SHEER professionalism reared its head when the lights went out in the middle of the visiting Korean Kallaci String Quartet's concert at the Serena Hotel in Dar es Salaam on Friday evening.
The violinist and group leader, Hyuk-Joo Kwun, admitted to the 'Sunday News' minutes after the concert that the first thought he had after being fully submerged in darkness was that this happens, so it was not a big problem. With reference to being plunged into sudden darkness, his colleague, the second violinist; Yoojin Jang said the audience remained quiet and really listening.
At that point they had just started the second movement, so she thought why at this point in the concert this had to happen. "We were surprised but we could memorise a bit and were able to repeat a passage. We were kind of waiting for the lights to come back. All-the-same, It was a nice experience, which we've never had before.
We were happy that we did not stop and could keep the concert going and people could concentrate on what was being played," the viola player, Hanna Lee, chipped into the conversation. No wonder later on, before leaving them to go and rest in preparation for their Saturday flight out of Dar es Salaam, Hanna referred to the audience as being "a really nice" one.

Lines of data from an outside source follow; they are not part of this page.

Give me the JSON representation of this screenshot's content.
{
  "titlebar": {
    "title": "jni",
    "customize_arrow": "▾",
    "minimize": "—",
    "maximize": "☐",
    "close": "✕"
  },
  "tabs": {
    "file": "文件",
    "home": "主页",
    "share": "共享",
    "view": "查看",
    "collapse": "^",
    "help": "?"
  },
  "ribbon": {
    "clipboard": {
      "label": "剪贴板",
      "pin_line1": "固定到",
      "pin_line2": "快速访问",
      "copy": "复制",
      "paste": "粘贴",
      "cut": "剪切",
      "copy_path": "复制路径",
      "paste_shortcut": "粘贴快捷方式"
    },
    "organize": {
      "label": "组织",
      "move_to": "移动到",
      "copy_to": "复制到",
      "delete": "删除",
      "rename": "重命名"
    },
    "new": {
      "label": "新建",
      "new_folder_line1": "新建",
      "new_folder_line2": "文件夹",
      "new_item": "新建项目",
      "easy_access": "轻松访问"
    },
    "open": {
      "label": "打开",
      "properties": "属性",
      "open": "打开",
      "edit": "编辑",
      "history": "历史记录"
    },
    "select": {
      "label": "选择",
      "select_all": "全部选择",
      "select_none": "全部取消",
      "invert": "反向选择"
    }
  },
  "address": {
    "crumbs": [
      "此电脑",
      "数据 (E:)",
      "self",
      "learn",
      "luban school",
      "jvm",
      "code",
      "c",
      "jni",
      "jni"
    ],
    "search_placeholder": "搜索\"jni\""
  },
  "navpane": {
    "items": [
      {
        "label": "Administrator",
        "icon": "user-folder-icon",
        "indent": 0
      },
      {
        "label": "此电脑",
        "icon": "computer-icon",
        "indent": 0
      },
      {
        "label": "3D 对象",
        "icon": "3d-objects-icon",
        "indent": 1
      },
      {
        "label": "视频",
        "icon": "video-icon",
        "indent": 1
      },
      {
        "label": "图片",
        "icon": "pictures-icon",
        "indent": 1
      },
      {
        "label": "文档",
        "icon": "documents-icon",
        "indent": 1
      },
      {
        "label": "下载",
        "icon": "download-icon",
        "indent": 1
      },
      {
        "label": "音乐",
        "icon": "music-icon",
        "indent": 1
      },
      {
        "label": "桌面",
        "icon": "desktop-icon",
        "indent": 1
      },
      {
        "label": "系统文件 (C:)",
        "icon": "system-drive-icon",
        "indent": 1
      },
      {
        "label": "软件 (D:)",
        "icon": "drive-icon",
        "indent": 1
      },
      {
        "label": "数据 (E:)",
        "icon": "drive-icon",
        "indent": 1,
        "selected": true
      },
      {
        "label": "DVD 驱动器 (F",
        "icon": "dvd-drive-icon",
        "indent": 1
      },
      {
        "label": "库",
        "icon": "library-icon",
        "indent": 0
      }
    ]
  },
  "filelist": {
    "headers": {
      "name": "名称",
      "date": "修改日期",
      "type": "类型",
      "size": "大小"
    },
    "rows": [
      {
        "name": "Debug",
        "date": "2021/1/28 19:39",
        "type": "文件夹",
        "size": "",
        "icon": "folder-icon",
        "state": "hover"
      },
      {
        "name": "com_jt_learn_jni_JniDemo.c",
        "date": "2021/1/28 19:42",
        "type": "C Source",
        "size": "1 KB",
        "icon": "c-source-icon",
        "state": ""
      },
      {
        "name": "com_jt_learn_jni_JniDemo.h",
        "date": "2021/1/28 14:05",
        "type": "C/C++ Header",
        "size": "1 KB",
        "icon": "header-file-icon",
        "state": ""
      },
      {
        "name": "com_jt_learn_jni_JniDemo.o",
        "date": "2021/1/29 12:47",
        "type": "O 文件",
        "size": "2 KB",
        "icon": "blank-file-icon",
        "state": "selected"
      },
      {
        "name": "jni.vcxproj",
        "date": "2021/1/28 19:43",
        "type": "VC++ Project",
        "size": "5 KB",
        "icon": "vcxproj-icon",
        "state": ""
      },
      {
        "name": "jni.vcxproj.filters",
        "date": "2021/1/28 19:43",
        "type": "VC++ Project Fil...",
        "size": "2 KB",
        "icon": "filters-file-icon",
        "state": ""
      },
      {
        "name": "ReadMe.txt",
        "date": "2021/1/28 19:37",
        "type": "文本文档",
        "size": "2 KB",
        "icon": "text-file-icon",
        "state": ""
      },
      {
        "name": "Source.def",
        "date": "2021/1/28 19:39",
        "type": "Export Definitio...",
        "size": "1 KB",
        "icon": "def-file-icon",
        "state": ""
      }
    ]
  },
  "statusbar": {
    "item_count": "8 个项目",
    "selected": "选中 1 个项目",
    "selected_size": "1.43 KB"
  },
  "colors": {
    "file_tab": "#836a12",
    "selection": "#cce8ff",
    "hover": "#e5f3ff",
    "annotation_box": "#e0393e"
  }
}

These words were based on the fact that the four musicians, who included cellist Joonho Shim, could see from the continuous stillness of the audience; they felt they were getting a lot of attention. An economist from the Ministry of Industries and Trade, Monica Mihigo, told the 'Sunday News' she came not knowing what to expect.
However, she found the music quite soothing, especially it being a Friday evening, which is the end of the week, when she was tired. "You get the feeling that it's healing something inside of you. It's music that just trickles down inside of you. That's why I'm still sitting here, for I'm a little annoyed they have stopped playing," Monica added.
Her joy returned when the quartet came back on stage 20 minutes later, after the break for the second half of the performance. Also present was the Director of the local wing of Alliance Française, Sullivan Benetier. He said it was his passion for music that made him come.
He was pleased that he had come to what he referred to as being a really well organised concert for it has a highly professional foursome. "I'm not an expert of classical music but I can tell you I can appreciate it, it's like a good wine, I can tell you if it's good or bad but I'm not an expert. And I can tell this group is really good. Their music touched me," Benetier admitted.